What kind of business strategy is it to release shoddy and mistake-ridden products and then complain that customers aren’t paying enough? Seems kind of self-defeating. I have never heard a game publisher like Electronic Arts, for example, complaining that it costs some money to translate their top console and PC programs into much cheaper iPhone apps and therefore consumers should just live with lots of crashes and bugs. Instead, apologies are issued and updates quickly forthcoming.
And where is the contradiction? So many, many consumer goods, from cars to TV sets to movies for home viewing to video games to email programs, have gotten better and cheaper.
@Aaron, I think you’re dead right in that as publishers are looking for the ideal price point to maximize revenues, readers should certainly demand equivalent quality to match those prices.
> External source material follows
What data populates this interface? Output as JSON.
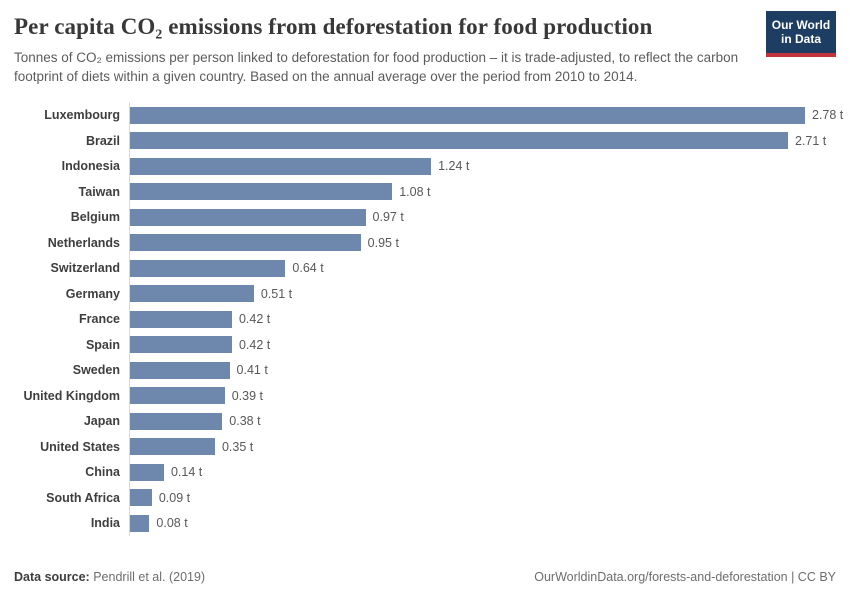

I think it’s also important to realize how early in the game we are for this as a serious business for most publishers. Think of the early iterations of the consumer goods you mention above, and how clunky and problem-ridden they were, and how they improved over each generation. As the market grows and coalesces over particular file formats and products, I think you’ll see that same level of improvement. But make no mistake, those improvements do cost time, effort and money, but perhaps the scattered and nascent state of the market has made publishers hesitant to address them.
I’m with all of you that this level of quality is unacceptable, I’m just pointing out that someone is going to have to do this editing. And editing costs money. The contradiction lies is so many voices declaring that editing is not necessary, that ebooks are virtually free to produce and should cost next-to-nothing versus those who demand quality and great attention to detail in editing. These seem like they’re pushing in opposite directions.
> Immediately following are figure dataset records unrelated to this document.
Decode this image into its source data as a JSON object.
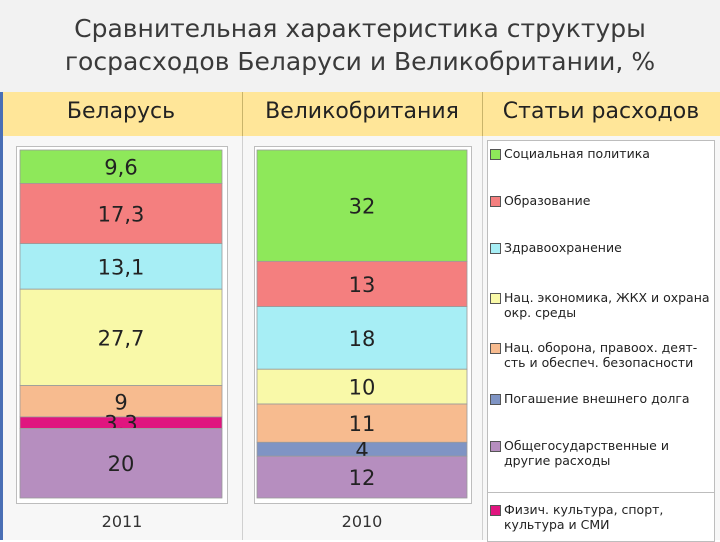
{
  "title_line1": "Сравнительная характеристика структуры",
  "title_line2": "госрасходов Беларуси и Великобритании, %",
  "headers": {
    "belarus": "Беларусь",
    "uk": "Великобритания",
    "items": "Статьи расходов"
  },
  "chart_data": {
    "type": "bar",
    "stacked": true,
    "categories": [
      "Беларусь",
      "Великобритания"
    ],
    "years": [
      "2011",
      "2010"
    ],
    "series": [
      {
        "name": "Социальная политика",
        "color": "#8ee85a",
        "values": [
          9.6,
          32
        ]
      },
      {
        "name": "Образование",
        "color": "#f47f7f",
        "values": [
          17.3,
          13
        ]
      },
      {
        "name": "Здравоохранение",
        "color": "#a7eef5",
        "values": [
          13.1,
          18
        ]
      },
      {
        "name": "Нац. экономика, ЖКХ и охрана окр. среды",
        "color": "#f9f9a8",
        "values": [
          27.7,
          10
        ]
      },
      {
        "name": "Нац. оборона, правоох. деят-сть и обеспеч. безопасности",
        "color": "#f7bb8f",
        "values": [
          9,
          11
        ]
      },
      {
        "name": "Погашение внешнего долга",
        "color": "#7f94c4",
        "values": [
          0,
          4
        ]
      },
      {
        "name": "Общегосударственные и другие расходы",
        "color": "#b68ebf",
        "values": [
          20,
          12
        ]
      },
      {
        "name": "Физич. культура, спорт, культура и СМИ",
        "color": "#e0157f",
        "values": [
          3.3,
          0
        ]
      }
    ],
    "bar_labels": [
      [
        "9,6",
        "17,3",
        "13,1",
        "27,7",
        "9",
        "",
        "20",
        "3,3"
      ],
      [
        "32",
        "13",
        "18",
        "10",
        "11",
        "4",
        "12",
        ""
      ]
    ]
  }
}
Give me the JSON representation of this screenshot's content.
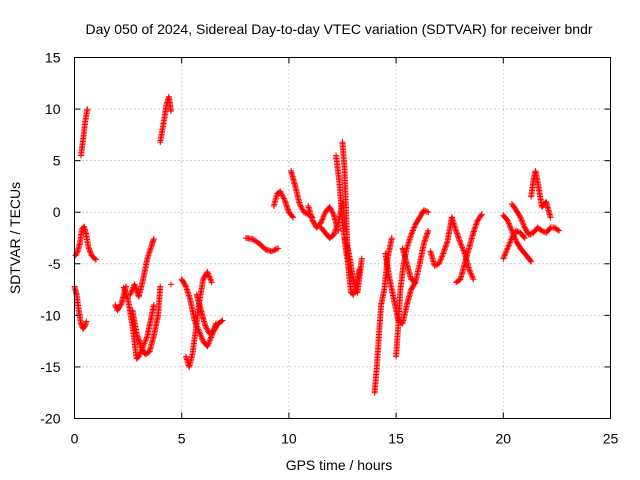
{
  "chart_data": {
    "type": "scatter",
    "title": "Day 050 of 2024, Sidereal Day-to-day VTEC variation (SDTVAR) for receiver bndr",
    "xlabel": "GPS time / hours",
    "ylabel": "SDTVAR / TECUs",
    "xlim": [
      0,
      25
    ],
    "ylim": [
      -20,
      15
    ],
    "xticks": [
      0,
      5,
      10,
      15,
      20,
      25
    ],
    "yticks": [
      -20,
      -15,
      -10,
      -5,
      0,
      5,
      10,
      15
    ],
    "xtick_labels": [
      "0",
      "5",
      "10",
      "15",
      "20",
      "25"
    ],
    "ytick_labels": [
      "-20",
      "-15",
      "-10",
      "-5",
      "0",
      "5",
      "10",
      "15"
    ],
    "grid": true,
    "marker": "+",
    "color": "#ff0000",
    "series": [
      {
        "name": "t1",
        "x": [
          0.0,
          0.1,
          0.2,
          0.3,
          0.4,
          0.5,
          0.55
        ],
        "y": [
          -7.2,
          -8.0,
          -9.5,
          -10.8,
          -11.3,
          -11.0,
          -10.6
        ]
      },
      {
        "name": "t2",
        "x": [
          0.05,
          0.15,
          0.25,
          0.35,
          0.45,
          0.55,
          0.65,
          0.8,
          1.0
        ],
        "y": [
          -4.2,
          -3.8,
          -3.0,
          -1.6,
          -1.4,
          -2.2,
          -3.4,
          -4.2,
          -4.6
        ]
      },
      {
        "name": "t3",
        "x": [
          0.3,
          0.4,
          0.5,
          0.6
        ],
        "y": [
          5.5,
          7.0,
          8.8,
          10.0
        ]
      },
      {
        "name": "t4",
        "x": [
          1.9,
          2.0,
          2.1,
          2.2,
          2.3,
          2.4
        ],
        "y": [
          -9.0,
          -9.5,
          -9.2,
          -8.8,
          -8.0,
          -7.2
        ]
      },
      {
        "name": "t5",
        "x": [
          2.3,
          2.5,
          2.7,
          2.9,
          3.0,
          3.2,
          3.4,
          3.6,
          3.7
        ],
        "y": [
          -7.3,
          -8.5,
          -11.0,
          -14.2,
          -14.0,
          -13.0,
          -12.0,
          -10.0,
          -9.0
        ]
      },
      {
        "name": "t6",
        "x": [
          2.6,
          2.8,
          3.0,
          3.2,
          3.4,
          3.6,
          3.7
        ],
        "y": [
          -8.0,
          -7.0,
          -8.2,
          -6.5,
          -4.5,
          -3.2,
          -2.6
        ]
      },
      {
        "name": "t7",
        "x": [
          2.7,
          2.9,
          3.1,
          3.3,
          3.5,
          3.7,
          3.9,
          4.0
        ],
        "y": [
          -9.5,
          -11.8,
          -13.0,
          -13.8,
          -13.5,
          -12.0,
          -10.0,
          -7.2
        ]
      },
      {
        "name": "t8",
        "x": [
          4.0,
          4.1,
          4.2,
          4.3,
          4.4,
          4.5
        ],
        "y": [
          6.8,
          8.0,
          9.2,
          10.5,
          11.2,
          9.8
        ]
      },
      {
        "name": "t9",
        "x": [
          4.5
        ],
        "y": [
          -7.0
        ]
      },
      {
        "name": "t10",
        "x": [
          5.0,
          5.2,
          5.4,
          5.6,
          5.8,
          6.0,
          6.2,
          6.4,
          6.6
        ],
        "y": [
          -6.5,
          -7.2,
          -8.5,
          -10.5,
          -11.5,
          -12.5,
          -13.0,
          -12.0,
          -10.8
        ]
      },
      {
        "name": "t11",
        "x": [
          5.2,
          5.35,
          5.5,
          5.65,
          5.8,
          6.0,
          6.2,
          6.4
        ],
        "y": [
          -14.0,
          -15.0,
          -13.8,
          -11.5,
          -9.0,
          -6.5,
          -5.8,
          -6.8
        ]
      },
      {
        "name": "t12",
        "x": [
          5.7,
          5.9,
          6.1,
          6.3,
          6.5,
          6.7,
          6.9
        ],
        "y": [
          -8.0,
          -9.5,
          -11.0,
          -11.8,
          -11.5,
          -10.8,
          -10.5
        ]
      },
      {
        "name": "t13",
        "x": [
          8.0,
          8.3,
          8.6,
          8.9,
          9.2,
          9.5
        ],
        "y": [
          -2.5,
          -2.6,
          -3.0,
          -3.6,
          -3.8,
          -3.5
        ]
      },
      {
        "name": "t14",
        "x": [
          9.3,
          9.45,
          9.6,
          9.8,
          10.0,
          10.2
        ],
        "y": [
          0.6,
          1.8,
          2.0,
          1.2,
          0.0,
          -0.5
        ]
      },
      {
        "name": "t15",
        "x": [
          10.1,
          10.3,
          10.5,
          10.7,
          10.9,
          11.1
        ],
        "y": [
          4.0,
          2.5,
          0.8,
          0.0,
          -0.2,
          -0.5
        ]
      },
      {
        "name": "t16",
        "x": [
          10.9,
          11.1,
          11.3,
          11.5,
          11.7,
          11.9,
          12.1,
          12.3
        ],
        "y": [
          0.6,
          -0.8,
          -1.5,
          -1.0,
          0.0,
          0.5,
          -0.3,
          -1.8
        ]
      },
      {
        "name": "t17",
        "x": [
          11.5,
          11.7,
          11.9,
          12.1,
          12.3,
          12.5
        ],
        "y": [
          -1.5,
          -2.0,
          -2.5,
          -2.2,
          -1.0,
          0.8
        ]
      },
      {
        "name": "t18",
        "x": [
          12.2,
          12.35,
          12.5,
          12.65,
          12.8
        ],
        "y": [
          5.5,
          3.0,
          -1.0,
          -3.5,
          -5.5
        ]
      },
      {
        "name": "t19",
        "x": [
          12.5,
          12.6,
          12.7,
          12.8,
          12.9,
          13.0,
          13.1,
          13.3
        ],
        "y": [
          6.8,
          4.0,
          -2.0,
          -6.0,
          -7.8,
          -8.0,
          -7.5,
          -5.5
        ]
      },
      {
        "name": "t20",
        "x": [
          12.6,
          12.8,
          13.0,
          13.2,
          13.4
        ],
        "y": [
          -2.5,
          -4.0,
          -6.5,
          -7.8,
          -4.5
        ]
      },
      {
        "name": "t21",
        "x": [
          14.0,
          14.1,
          14.2,
          14.3,
          14.45,
          14.6,
          14.8
        ],
        "y": [
          -17.5,
          -15.0,
          -12.0,
          -9.0,
          -7.5,
          -4.5,
          -2.5
        ]
      },
      {
        "name": "t22",
        "x": [
          14.5,
          14.7,
          14.9,
          15.1,
          15.3,
          15.5,
          15.7,
          15.9
        ],
        "y": [
          -4.0,
          -6.5,
          -8.5,
          -10.5,
          -10.8,
          -9.0,
          -7.5,
          -6.8
        ]
      },
      {
        "name": "t23",
        "x": [
          15.0,
          15.1,
          15.2,
          15.35,
          15.5,
          15.7,
          15.9,
          16.1,
          16.3,
          16.5
        ],
        "y": [
          -14.0,
          -11.0,
          -7.5,
          -5.0,
          -3.5,
          -2.2,
          -1.2,
          -0.5,
          0.2,
          0.0
        ]
      },
      {
        "name": "t24",
        "x": [
          15.3,
          15.5,
          15.7,
          15.9,
          16.1,
          16.3,
          16.5
        ],
        "y": [
          -3.5,
          -5.0,
          -6.5,
          -6.8,
          -5.0,
          -3.0,
          -1.8
        ]
      },
      {
        "name": "t25",
        "x": [
          16.6,
          16.8,
          17.0,
          17.2,
          17.4,
          17.6
        ],
        "y": [
          -3.8,
          -5.2,
          -5.0,
          -4.0,
          -2.8,
          -0.5
        ]
      },
      {
        "name": "t26",
        "x": [
          17.6,
          17.8,
          18.0,
          18.2,
          18.4,
          18.6
        ],
        "y": [
          -0.5,
          -1.8,
          -3.0,
          -4.0,
          -5.5,
          -6.5
        ]
      },
      {
        "name": "t27",
        "x": [
          17.8,
          18.0,
          18.2,
          18.4,
          18.6,
          18.8,
          19.0
        ],
        "y": [
          -6.8,
          -6.5,
          -5.0,
          -3.5,
          -2.0,
          -0.8,
          -0.2
        ]
      },
      {
        "name": "t28",
        "x": [
          20.0,
          20.2,
          20.4,
          20.6,
          20.8,
          21.0,
          21.2,
          21.3
        ],
        "y": [
          -0.3,
          -0.8,
          -1.8,
          -2.8,
          -3.5,
          -4.0,
          -4.5,
          -4.8
        ]
      },
      {
        "name": "t29",
        "x": [
          20.0,
          20.2,
          20.4,
          20.6,
          20.8,
          21.0
        ],
        "y": [
          -4.5,
          -3.5,
          -2.5,
          -1.8,
          -2.0,
          -2.5
        ]
      },
      {
        "name": "t30",
        "x": [
          20.4,
          20.6,
          20.8,
          21.0,
          21.2,
          21.4,
          21.6,
          21.8,
          22.0,
          22.2,
          22.4,
          22.6
        ],
        "y": [
          0.8,
          0.2,
          -0.5,
          -1.5,
          -2.2,
          -2.0,
          -1.5,
          -1.8,
          -2.0,
          -1.5,
          -1.5,
          -1.8
        ]
      },
      {
        "name": "t31",
        "x": [
          21.3,
          21.4,
          21.5,
          21.6,
          21.8,
          22.0,
          22.2
        ],
        "y": [
          1.5,
          3.0,
          4.0,
          3.0,
          0.5,
          1.0,
          -0.5
        ]
      }
    ]
  }
}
I’ve been reading Peter F. Hamilton’s The Night’s Dawn Trilogy on my Kindle. This is the kind of ebook I will actually pay for despite the DRM. All three books of the Trilogy have been combined for one reasonable price.
But it’s riddled with the oddest errors. Anytime a word contains an accent mark the character under the accent becomes a capital letter. So, for example, a man named André becomes AndrÉ and the phrase Déjà Vu becomes DÉjÀ Vu. This is very annoying when it happens consistently.
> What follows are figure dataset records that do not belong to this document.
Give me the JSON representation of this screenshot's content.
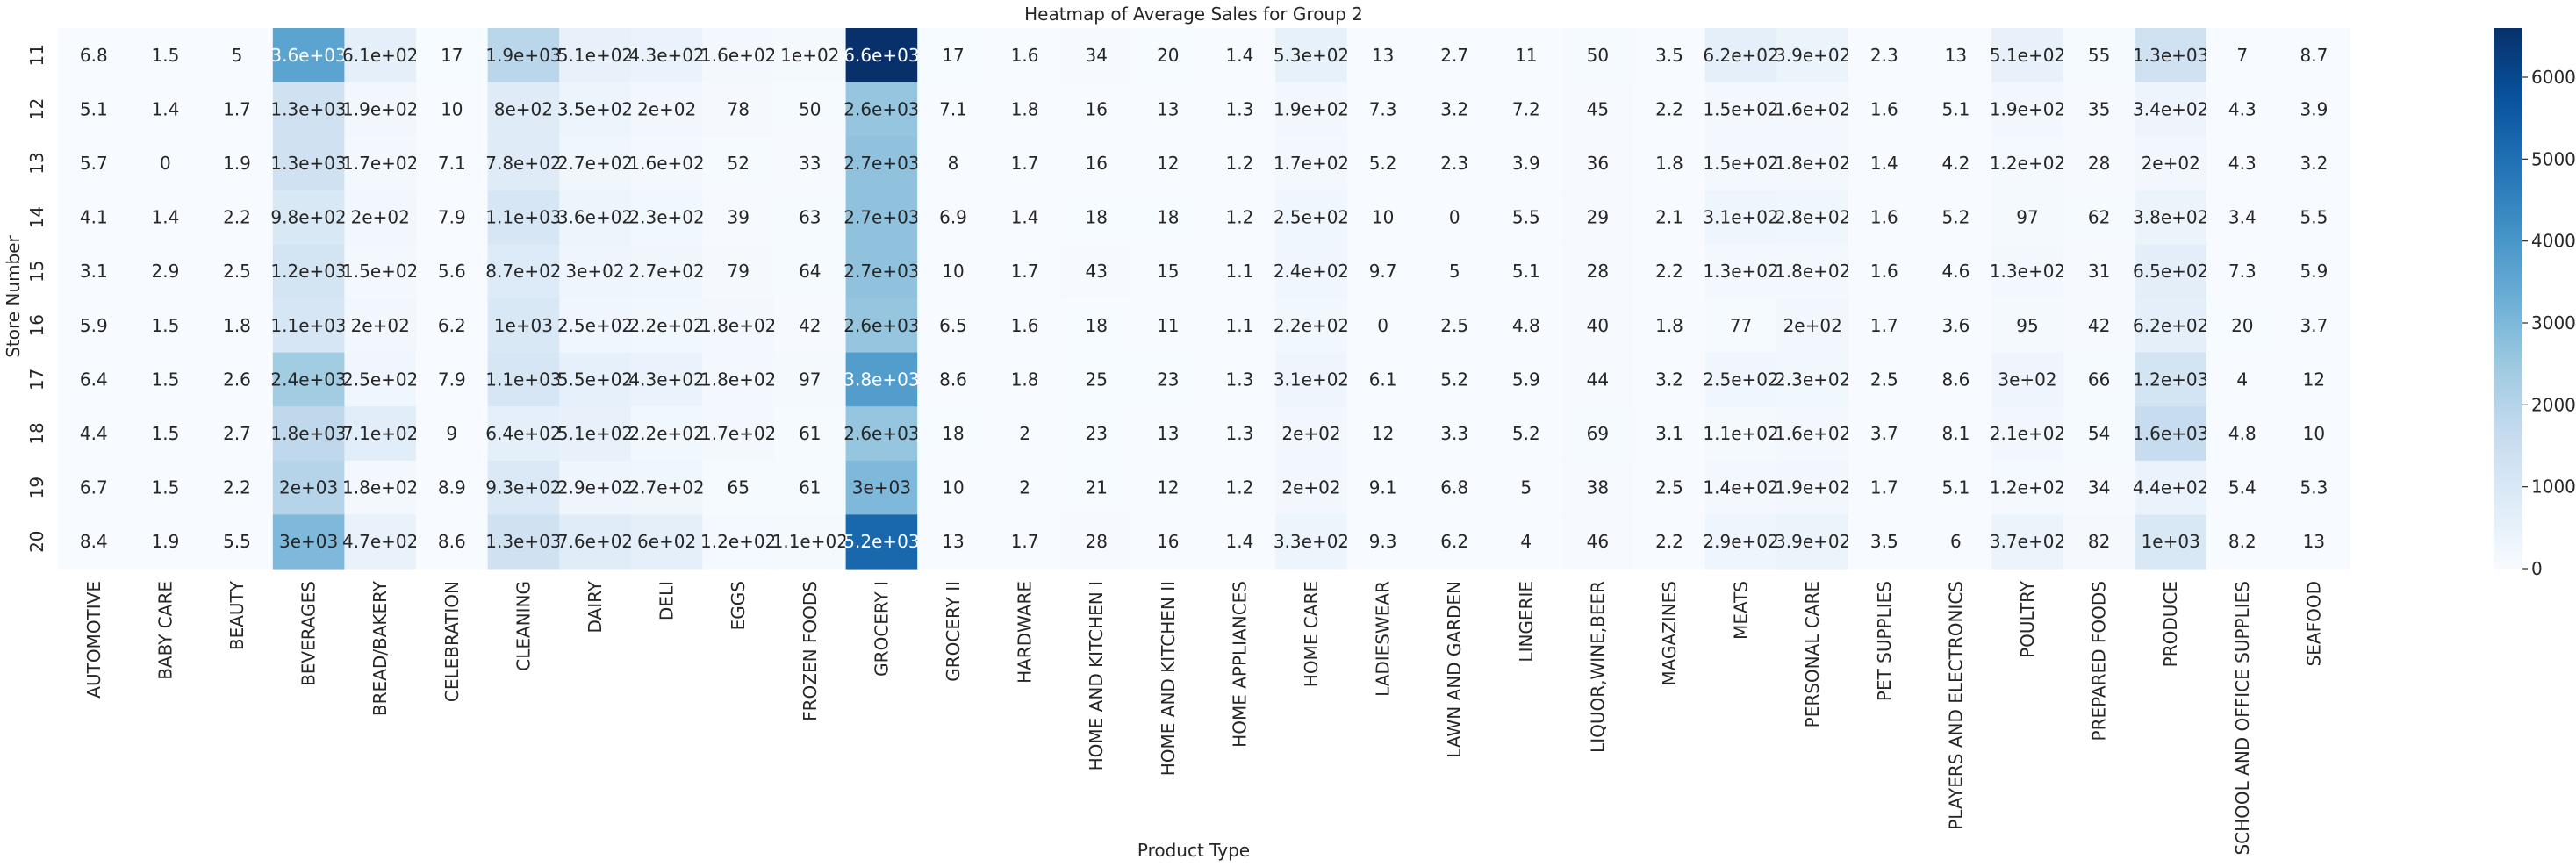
{
  "chart_data": {
    "type": "heatmap",
    "title": "Heatmap of Average Sales for Group 2",
    "xlabel": "Product Type",
    "ylabel": "Store Number",
    "colormap": "Blues",
    "colorbar": {
      "min": 0,
      "max": 6600,
      "ticks": [
        0,
        1000,
        2000,
        3000,
        4000,
        5000,
        6000
      ]
    },
    "rows": [
      "11",
      "12",
      "13",
      "14",
      "15",
      "16",
      "17",
      "18",
      "19",
      "20"
    ],
    "columns": [
      "AUTOMOTIVE",
      "BABY CARE",
      "BEAUTY",
      "BEVERAGES",
      "BREAD/BAKERY",
      "CELEBRATION",
      "CLEANING",
      "DAIRY",
      "DELI",
      "EGGS",
      "FROZEN FOODS",
      "GROCERY I",
      "GROCERY II",
      "HARDWARE",
      "HOME AND KITCHEN I",
      "HOME AND KITCHEN II",
      "HOME APPLIANCES",
      "HOME CARE",
      "LADIESWEAR",
      "LAWN AND GARDEN",
      "LINGERIE",
      "LIQUOR,WINE,BEER",
      "MAGAZINES",
      "MEATS",
      "PERSONAL CARE",
      "PET SUPPLIES",
      "PLAYERS AND ELECTRONICS",
      "POULTRY",
      "PREPARED FOODS",
      "PRODUCE",
      "SCHOOL AND OFFICE SUPPLIES",
      "SEAFOOD"
    ],
    "labels": [
      [
        "6.8",
        "1.5",
        "5",
        "3.6e+03",
        "6.1e+02",
        "17",
        "1.9e+03",
        "5.1e+02",
        "4.3e+02",
        "1.6e+02",
        "1e+02",
        "6.6e+03",
        "17",
        "1.6",
        "34",
        "20",
        "1.4",
        "5.3e+02",
        "13",
        "2.7",
        "11",
        "50",
        "3.5",
        "6.2e+02",
        "3.9e+02",
        "2.3",
        "13",
        "5.1e+02",
        "55",
        "1.3e+03",
        "7",
        "8.7"
      ],
      [
        "5.1",
        "1.4",
        "1.7",
        "1.3e+03",
        "1.9e+02",
        "10",
        "8e+02",
        "3.5e+02",
        "2e+02",
        "78",
        "50",
        "2.6e+03",
        "7.1",
        "1.8",
        "16",
        "13",
        "1.3",
        "1.9e+02",
        "7.3",
        "3.2",
        "7.2",
        "45",
        "2.2",
        "1.5e+02",
        "1.6e+02",
        "1.6",
        "5.1",
        "1.9e+02",
        "35",
        "3.4e+02",
        "4.3",
        "3.9"
      ],
      [
        "5.7",
        "0",
        "1.9",
        "1.3e+03",
        "1.7e+02",
        "7.1",
        "7.8e+02",
        "2.7e+02",
        "1.6e+02",
        "52",
        "33",
        "2.7e+03",
        "8",
        "1.7",
        "16",
        "12",
        "1.2",
        "1.7e+02",
        "5.2",
        "2.3",
        "3.9",
        "36",
        "1.8",
        "1.5e+02",
        "1.8e+02",
        "1.4",
        "4.2",
        "1.2e+02",
        "28",
        "2e+02",
        "4.3",
        "3.2"
      ],
      [
        "4.1",
        "1.4",
        "2.2",
        "9.8e+02",
        "2e+02",
        "7.9",
        "1.1e+03",
        "3.6e+02",
        "2.3e+02",
        "39",
        "63",
        "2.7e+03",
        "6.9",
        "1.4",
        "18",
        "18",
        "1.2",
        "2.5e+02",
        "10",
        "0",
        "5.5",
        "29",
        "2.1",
        "3.1e+02",
        "2.8e+02",
        "1.6",
        "5.2",
        "97",
        "62",
        "3.8e+02",
        "3.4",
        "5.5"
      ],
      [
        "3.1",
        "2.9",
        "2.5",
        "1.2e+03",
        "1.5e+02",
        "5.6",
        "8.7e+02",
        "3e+02",
        "2.7e+02",
        "79",
        "64",
        "2.7e+03",
        "10",
        "1.7",
        "43",
        "15",
        "1.1",
        "2.4e+02",
        "9.7",
        "5",
        "5.1",
        "28",
        "2.2",
        "1.3e+02",
        "1.8e+02",
        "1.6",
        "4.6",
        "1.3e+02",
        "31",
        "6.5e+02",
        "7.3",
        "5.9"
      ],
      [
        "5.9",
        "1.5",
        "1.8",
        "1.1e+03",
        "2e+02",
        "6.2",
        "1e+03",
        "2.5e+02",
        "2.2e+02",
        "1.8e+02",
        "42",
        "2.6e+03",
        "6.5",
        "1.6",
        "18",
        "11",
        "1.1",
        "2.2e+02",
        "0",
        "2.5",
        "4.8",
        "40",
        "1.8",
        "77",
        "2e+02",
        "1.7",
        "3.6",
        "95",
        "42",
        "6.2e+02",
        "20",
        "3.7"
      ],
      [
        "6.4",
        "1.5",
        "2.6",
        "2.4e+03",
        "2.5e+02",
        "7.9",
        "1.1e+03",
        "5.5e+02",
        "4.3e+02",
        "1.8e+02",
        "97",
        "3.8e+03",
        "8.6",
        "1.8",
        "25",
        "23",
        "1.3",
        "3.1e+02",
        "6.1",
        "5.2",
        "5.9",
        "44",
        "3.2",
        "2.5e+02",
        "2.3e+02",
        "2.5",
        "8.6",
        "3e+02",
        "66",
        "1.2e+03",
        "4",
        "12"
      ],
      [
        "4.4",
        "1.5",
        "2.7",
        "1.8e+03",
        "7.1e+02",
        "9",
        "6.4e+02",
        "5.1e+02",
        "2.2e+02",
        "1.7e+02",
        "61",
        "2.6e+03",
        "18",
        "2",
        "23",
        "13",
        "1.3",
        "2e+02",
        "12",
        "3.3",
        "5.2",
        "69",
        "3.1",
        "1.1e+02",
        "1.6e+02",
        "3.7",
        "8.1",
        "2.1e+02",
        "54",
        "1.6e+03",
        "4.8",
        "10"
      ],
      [
        "6.7",
        "1.5",
        "2.2",
        "2e+03",
        "1.8e+02",
        "8.9",
        "9.3e+02",
        "2.9e+02",
        "2.7e+02",
        "65",
        "61",
        "3e+03",
        "10",
        "2",
        "21",
        "12",
        "1.2",
        "2e+02",
        "9.1",
        "6.8",
        "5",
        "38",
        "2.5",
        "1.4e+02",
        "1.9e+02",
        "1.7",
        "5.1",
        "1.2e+02",
        "34",
        "4.4e+02",
        "5.4",
        "5.3"
      ],
      [
        "8.4",
        "1.9",
        "5.5",
        "3e+03",
        "4.7e+02",
        "8.6",
        "1.3e+03",
        "7.6e+02",
        "6e+02",
        "1.2e+02",
        "1.1e+02",
        "5.2e+03",
        "13",
        "1.7",
        "28",
        "16",
        "1.4",
        "3.3e+02",
        "9.3",
        "6.2",
        "4",
        "46",
        "2.2",
        "2.9e+02",
        "3.9e+02",
        "3.5",
        "6",
        "3.7e+02",
        "82",
        "1e+03",
        "8.2",
        "13"
      ]
    ]
  }
}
Another artifact of bad proof-reading is that hyphens are inserted in tons of silly places especially character names. Morgan Freeman becomes Morgan Free-man and the town of Oxbridge becomes Ox-bridge.
The release is still worth 8 bucks for three older books glommed together. But the massive number of typos shows me that publishers are not taking ebooks seriously. Too often they are just tossing together some poorly produced dreck in the hope of scoring a few extra sales.
It’s not really full blown editing they even need usually. Just good proofreading. Heck I scanned and made my own copy of a book and time including scanning, OCR, proofreading and creating an ePub and a Mobi copy for my Kindle and my Opus only took about 8 hours from start to finish.
Rich Adin,
Could I suggest, because I like the idea of a hall of shame, that you consider also awarding ebooks with credits (perhaps a logo they might use) when the quality of their work is goopd or excellent?
Greg, that is certainly something to think about. Perhaps it should be the Halls of Shame and Fame. I’ll certainly mark the idea down for future consideration.
Rich, it may be difficult for new publishers to know what is expected, or rather what should be expected in terms of quality.
If you do consider a Hall of Fame, might I suggest listing the attributes of the ebook for emulation.